Agent
Tools
Tools let an agent take action outside the conversation. They connect the agent to SaaS integrations, MCP servers, and custom functions so it can read data, update systems, and run controlled operations.
How to use tools
- 01Open the agent's Tools area.
- 02Connect an integration, MCP server, or custom function.
- 03Test the tool with a low-risk input before using it in production.
Types of tools
Tools come in three shapes. Start with the most managed option that gives the agent the right access, then move toward more custom options when the task needs specialized behavior.
| Type | Why it is useful | Examples |
|---|---|---|
| Integrations | Managed OAuth connectors for common apps. Use them when the agent needs broad access to a supported product with less setup and credential handling. | Gmail, Google Calendar, Slack, Linear, Notion, Salesforce |
| MCP servers | Bring-your-own tool servers and data sources. Use them when the agent needs specialized, structured access to a system or process that a generic integration does not cover well. | Internal databases, product APIs, code search, analytics, custom company systems |
| Functions | Custom scripts with a name, description, parameter schema, and implementation. Use them when no integration or MCP server exists, or when the agent should call a repeatable set of deterministic steps. | Normalize CSVs, score leads, create a report, call an internal endpoint, transform a file |
What tools are for
A tool gives the agent a specific capability it would not have from conversation alone. The tool should be narrow enough that the agent knows when to use it, but useful enough to remove manual work from the task.
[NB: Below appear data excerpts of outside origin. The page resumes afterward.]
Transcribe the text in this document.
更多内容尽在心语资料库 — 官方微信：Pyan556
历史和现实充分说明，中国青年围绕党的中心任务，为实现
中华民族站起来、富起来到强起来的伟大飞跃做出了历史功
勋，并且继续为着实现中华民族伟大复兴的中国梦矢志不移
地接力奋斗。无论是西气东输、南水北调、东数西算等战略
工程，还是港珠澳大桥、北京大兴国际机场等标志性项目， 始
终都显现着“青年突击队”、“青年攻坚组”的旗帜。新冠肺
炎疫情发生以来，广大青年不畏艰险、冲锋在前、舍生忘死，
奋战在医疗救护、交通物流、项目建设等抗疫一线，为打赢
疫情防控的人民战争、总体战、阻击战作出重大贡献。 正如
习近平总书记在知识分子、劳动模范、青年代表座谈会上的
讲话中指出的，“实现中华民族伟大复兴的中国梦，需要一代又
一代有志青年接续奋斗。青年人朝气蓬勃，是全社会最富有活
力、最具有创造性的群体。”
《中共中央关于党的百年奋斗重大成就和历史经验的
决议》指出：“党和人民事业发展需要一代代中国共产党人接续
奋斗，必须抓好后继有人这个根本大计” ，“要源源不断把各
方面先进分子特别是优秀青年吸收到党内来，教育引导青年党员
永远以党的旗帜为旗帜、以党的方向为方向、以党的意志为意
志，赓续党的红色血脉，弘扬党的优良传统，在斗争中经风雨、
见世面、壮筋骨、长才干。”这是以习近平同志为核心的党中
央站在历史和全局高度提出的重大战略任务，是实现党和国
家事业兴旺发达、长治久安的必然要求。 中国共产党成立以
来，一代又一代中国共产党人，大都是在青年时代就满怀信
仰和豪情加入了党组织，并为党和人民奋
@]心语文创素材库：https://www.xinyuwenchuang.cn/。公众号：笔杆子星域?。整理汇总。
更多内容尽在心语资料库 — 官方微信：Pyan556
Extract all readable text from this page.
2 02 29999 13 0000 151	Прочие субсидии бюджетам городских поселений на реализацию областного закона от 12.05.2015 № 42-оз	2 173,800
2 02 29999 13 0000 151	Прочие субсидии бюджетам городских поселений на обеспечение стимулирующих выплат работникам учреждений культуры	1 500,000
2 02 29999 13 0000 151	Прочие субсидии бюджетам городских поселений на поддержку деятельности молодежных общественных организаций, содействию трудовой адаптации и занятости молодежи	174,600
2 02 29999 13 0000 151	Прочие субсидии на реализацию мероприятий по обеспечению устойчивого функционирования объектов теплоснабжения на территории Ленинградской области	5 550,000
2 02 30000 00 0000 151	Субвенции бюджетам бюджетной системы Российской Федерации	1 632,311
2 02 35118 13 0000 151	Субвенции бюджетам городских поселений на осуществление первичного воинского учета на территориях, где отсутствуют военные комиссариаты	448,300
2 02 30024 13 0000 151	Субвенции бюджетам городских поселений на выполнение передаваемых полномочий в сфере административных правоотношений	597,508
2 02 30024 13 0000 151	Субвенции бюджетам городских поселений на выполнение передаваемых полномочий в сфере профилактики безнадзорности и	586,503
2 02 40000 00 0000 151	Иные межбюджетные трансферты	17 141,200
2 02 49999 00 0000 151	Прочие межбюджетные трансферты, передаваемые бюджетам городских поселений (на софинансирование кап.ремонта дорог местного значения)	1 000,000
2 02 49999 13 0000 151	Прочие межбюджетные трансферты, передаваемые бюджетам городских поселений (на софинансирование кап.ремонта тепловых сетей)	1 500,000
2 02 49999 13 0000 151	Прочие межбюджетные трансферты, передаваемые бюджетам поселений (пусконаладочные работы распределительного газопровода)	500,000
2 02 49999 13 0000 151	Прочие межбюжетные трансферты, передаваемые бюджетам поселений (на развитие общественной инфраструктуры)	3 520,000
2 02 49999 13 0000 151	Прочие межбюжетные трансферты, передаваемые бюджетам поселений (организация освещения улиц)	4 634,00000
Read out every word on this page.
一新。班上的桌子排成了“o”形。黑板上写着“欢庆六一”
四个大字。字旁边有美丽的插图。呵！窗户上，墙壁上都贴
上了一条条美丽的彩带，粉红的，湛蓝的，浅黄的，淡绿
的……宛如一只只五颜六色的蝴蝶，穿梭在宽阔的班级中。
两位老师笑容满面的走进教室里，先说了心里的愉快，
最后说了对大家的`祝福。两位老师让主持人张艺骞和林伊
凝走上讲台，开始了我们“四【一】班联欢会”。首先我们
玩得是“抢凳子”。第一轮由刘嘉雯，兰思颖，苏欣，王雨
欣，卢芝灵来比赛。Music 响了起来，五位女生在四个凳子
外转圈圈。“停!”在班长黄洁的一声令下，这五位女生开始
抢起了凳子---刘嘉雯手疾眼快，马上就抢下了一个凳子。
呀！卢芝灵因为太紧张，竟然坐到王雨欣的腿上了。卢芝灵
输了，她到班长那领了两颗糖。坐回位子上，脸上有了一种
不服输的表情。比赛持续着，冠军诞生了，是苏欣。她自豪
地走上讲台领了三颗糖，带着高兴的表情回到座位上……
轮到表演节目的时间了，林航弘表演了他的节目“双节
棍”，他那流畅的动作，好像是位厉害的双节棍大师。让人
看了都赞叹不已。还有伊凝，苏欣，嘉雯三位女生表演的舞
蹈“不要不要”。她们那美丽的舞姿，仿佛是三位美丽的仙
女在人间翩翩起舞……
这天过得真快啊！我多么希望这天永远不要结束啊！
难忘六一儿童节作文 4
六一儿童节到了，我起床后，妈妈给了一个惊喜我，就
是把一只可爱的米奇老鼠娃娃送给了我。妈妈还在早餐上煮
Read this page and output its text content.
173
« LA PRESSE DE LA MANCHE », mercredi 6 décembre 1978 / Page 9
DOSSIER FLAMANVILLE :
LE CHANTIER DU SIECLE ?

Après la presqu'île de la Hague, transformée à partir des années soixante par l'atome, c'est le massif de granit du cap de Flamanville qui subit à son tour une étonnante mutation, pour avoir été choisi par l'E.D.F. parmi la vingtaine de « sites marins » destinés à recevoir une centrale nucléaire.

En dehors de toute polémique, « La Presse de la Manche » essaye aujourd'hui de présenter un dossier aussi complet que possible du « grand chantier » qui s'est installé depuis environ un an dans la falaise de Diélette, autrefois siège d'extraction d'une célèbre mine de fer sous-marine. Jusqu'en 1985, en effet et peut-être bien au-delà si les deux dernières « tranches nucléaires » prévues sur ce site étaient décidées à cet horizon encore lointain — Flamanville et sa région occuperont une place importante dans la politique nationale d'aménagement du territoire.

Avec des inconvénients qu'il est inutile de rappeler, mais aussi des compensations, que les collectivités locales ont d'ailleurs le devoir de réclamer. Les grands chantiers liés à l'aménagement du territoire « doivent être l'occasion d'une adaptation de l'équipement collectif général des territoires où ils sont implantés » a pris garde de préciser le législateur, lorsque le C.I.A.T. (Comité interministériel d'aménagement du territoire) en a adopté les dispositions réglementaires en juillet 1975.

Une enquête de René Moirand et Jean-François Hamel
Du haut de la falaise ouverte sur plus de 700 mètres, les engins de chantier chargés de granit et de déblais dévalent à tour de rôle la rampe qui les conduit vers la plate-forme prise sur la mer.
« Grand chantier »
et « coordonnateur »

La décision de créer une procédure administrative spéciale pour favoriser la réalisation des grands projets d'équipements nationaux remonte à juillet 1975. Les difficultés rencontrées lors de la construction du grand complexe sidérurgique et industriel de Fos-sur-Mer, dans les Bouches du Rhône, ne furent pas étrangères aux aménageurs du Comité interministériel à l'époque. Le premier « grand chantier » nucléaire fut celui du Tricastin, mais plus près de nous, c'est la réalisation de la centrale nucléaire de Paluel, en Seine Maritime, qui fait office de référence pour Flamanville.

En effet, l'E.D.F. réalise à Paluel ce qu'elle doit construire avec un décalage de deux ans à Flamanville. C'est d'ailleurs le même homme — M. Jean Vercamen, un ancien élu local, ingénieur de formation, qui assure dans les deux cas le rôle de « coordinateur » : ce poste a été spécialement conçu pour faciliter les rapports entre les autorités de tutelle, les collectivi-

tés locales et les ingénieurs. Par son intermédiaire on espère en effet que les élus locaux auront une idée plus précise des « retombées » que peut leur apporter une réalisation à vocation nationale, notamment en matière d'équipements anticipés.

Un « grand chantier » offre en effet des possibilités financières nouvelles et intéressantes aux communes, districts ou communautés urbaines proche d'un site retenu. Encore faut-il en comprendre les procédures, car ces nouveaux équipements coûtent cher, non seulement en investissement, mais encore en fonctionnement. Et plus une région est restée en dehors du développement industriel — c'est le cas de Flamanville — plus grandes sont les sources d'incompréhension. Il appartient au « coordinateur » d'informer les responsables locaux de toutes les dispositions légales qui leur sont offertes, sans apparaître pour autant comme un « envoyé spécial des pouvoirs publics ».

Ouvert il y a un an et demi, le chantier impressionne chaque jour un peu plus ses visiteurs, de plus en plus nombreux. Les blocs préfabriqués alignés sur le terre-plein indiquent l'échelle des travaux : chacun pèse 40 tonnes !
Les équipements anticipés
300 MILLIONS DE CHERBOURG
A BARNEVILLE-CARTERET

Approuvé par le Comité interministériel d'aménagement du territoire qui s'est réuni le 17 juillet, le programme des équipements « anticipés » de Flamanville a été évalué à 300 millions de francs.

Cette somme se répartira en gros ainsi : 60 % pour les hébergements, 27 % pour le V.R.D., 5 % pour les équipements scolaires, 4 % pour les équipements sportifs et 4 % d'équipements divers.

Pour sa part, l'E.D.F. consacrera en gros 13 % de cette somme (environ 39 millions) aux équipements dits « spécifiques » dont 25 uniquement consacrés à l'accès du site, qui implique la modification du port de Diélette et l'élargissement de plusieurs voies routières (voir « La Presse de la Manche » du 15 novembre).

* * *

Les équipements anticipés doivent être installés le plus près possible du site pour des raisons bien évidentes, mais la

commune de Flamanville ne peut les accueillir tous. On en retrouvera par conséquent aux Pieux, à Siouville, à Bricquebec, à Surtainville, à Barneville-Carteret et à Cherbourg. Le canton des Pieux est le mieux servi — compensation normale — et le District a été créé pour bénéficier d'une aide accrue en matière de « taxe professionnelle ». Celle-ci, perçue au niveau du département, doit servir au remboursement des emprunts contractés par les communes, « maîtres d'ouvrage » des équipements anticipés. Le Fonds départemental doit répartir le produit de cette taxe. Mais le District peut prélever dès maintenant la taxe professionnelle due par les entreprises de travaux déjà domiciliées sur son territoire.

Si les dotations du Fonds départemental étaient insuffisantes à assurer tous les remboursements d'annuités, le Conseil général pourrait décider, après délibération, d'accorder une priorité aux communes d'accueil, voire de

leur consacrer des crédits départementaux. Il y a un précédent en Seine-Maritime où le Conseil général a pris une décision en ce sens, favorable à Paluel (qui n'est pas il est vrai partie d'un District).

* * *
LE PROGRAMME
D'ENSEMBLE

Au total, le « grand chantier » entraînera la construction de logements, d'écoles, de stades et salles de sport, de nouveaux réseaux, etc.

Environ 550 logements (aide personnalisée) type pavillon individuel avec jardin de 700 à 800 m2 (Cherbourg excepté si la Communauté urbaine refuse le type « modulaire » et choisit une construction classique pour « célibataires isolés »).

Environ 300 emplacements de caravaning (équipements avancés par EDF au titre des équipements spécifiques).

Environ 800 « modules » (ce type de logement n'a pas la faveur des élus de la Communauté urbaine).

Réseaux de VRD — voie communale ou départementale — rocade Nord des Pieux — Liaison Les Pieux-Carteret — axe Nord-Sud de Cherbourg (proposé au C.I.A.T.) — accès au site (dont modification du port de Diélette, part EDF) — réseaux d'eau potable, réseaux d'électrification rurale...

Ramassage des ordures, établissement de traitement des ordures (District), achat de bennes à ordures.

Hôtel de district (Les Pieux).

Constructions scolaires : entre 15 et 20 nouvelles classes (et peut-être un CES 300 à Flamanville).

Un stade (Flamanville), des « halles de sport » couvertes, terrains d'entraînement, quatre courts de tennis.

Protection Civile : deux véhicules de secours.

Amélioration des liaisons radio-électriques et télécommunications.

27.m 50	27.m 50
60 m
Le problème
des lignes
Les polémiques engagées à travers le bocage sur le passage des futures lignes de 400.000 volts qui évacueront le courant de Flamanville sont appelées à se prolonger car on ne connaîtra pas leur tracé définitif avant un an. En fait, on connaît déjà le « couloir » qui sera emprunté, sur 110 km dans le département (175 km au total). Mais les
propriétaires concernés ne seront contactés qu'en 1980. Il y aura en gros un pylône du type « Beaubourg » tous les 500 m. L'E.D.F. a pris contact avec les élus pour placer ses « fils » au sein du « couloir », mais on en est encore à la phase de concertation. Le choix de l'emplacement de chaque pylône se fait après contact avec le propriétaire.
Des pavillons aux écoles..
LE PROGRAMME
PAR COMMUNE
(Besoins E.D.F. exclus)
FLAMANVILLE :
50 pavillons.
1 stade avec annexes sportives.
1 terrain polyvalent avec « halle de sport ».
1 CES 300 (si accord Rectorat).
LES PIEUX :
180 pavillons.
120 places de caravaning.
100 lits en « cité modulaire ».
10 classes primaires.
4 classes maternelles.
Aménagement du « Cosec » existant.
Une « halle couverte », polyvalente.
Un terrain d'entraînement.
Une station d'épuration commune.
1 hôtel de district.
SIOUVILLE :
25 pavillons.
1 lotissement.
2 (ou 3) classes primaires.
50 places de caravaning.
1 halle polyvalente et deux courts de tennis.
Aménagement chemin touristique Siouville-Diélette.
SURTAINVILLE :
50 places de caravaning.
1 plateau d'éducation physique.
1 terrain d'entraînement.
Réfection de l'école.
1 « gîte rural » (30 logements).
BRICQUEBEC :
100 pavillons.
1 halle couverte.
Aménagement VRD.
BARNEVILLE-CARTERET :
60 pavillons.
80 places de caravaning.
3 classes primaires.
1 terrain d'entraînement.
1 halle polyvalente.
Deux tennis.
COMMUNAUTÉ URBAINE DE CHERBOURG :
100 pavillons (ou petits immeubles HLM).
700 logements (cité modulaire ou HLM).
| Example | What the agent can do | Tool type |
|---|---|---|
| Gmail access | Search email threads, summarize customer context, draft replies, or find missing details before a meeting. | Integration |
| Calendar access | Check availability, inspect upcoming meetings, or prepare context for a scheduled call. | Integration |
| Support or CRM access | Look up accounts, tickets, notes, renewals, or escalation history before answering. | Integration or MCP server |
| Internal knowledge API | Query proprietary systems and return structured records the agent can reason over. | MCP server |
| Deterministic data transform | Run the same parsing, scoring, formatting, or file transformation steps every time. | Function |
- Use tools when the agent needs current information, authenticated access, or a reliable action path.
- Keep sensitive writes behind clear instructions, review steps, or confirmation requirements.
- Prefer MCP servers for specialized processes where tool names, schemas, and returned data need to be precise.
Best practices
- Give every tool a clear name and description so the model knows when to call it.
- Use integrations for broad OAuth access and MCP servers for specialized systems or precise data shapes.
- Keep functions narrow, typed, and deterministic; broad functions are harder to use safely.
- Store credentials as agent secrets instead of hard-coding them in function code.
- Test tools with low-risk inputs before using them in production work.
- Remove tools the agent does not need.